本意に反して矜持の部分を、誤解を受けることなく文章で説明することは骨が折れる作業であったと思います。

また、宇野さんがおっしゃるとおり、本当に最終段階では、いろいろな思いが錯綜し、要望という形でかなりご負担をかけてしまい恐縮しております。

しかし、設計の最終段階に入ってからの緻密なやり取り、特に仕上げや予算調整の緊張感のあるやり取り、これらをふまえての矜持の部分の説明、こういった真摯なコミュニケーションの積み上げを経て、私の宇野さんに対する信頼は強固なものとなりました。

例えば、最初に会った時に宇野さんが、これが私の方針ですと言って矜持の部分をもし説明されていたら、このような信頼は気付けなかったと思います。
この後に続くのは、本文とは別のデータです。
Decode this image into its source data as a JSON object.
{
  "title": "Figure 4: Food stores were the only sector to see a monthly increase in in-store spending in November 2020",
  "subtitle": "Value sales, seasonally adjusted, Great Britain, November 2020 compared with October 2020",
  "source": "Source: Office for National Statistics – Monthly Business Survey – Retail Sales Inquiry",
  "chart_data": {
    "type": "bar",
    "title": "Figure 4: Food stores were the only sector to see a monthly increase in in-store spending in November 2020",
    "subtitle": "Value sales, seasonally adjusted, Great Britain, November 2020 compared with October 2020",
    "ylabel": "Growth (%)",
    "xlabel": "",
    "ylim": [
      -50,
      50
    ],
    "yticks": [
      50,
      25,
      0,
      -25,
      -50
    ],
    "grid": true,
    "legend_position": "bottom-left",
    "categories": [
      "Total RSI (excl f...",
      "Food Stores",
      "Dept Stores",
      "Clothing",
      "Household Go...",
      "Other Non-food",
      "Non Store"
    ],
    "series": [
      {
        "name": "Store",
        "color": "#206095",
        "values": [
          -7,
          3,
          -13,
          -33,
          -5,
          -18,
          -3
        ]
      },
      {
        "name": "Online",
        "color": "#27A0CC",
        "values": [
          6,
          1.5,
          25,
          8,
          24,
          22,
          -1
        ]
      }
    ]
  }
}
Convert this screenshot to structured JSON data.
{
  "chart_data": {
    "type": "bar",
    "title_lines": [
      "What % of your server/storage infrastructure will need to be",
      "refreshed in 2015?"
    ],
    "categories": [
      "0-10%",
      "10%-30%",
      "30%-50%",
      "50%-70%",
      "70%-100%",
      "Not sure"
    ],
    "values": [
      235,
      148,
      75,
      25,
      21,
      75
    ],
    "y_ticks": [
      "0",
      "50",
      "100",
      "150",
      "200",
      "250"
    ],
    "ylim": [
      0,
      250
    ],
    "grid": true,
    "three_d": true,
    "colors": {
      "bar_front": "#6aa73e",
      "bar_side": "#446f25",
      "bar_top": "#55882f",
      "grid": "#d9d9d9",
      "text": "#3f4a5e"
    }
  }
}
むやみに本音トークをすればいいというわけではないのです。

漠然とした頭の中もかなりクリアになってきました。
建物も厳しいコスト意識のもと様々な案が研ぎ澄まされて、洗練されたものになってきました。

これからこれを形にする作業も、さらに大変だとは思います。
あえてここでは、完璧な家を造ってくださいとは言いません。
宇野さんが、現場で悩み、もがき苦しんで造った家に私は住みたいです。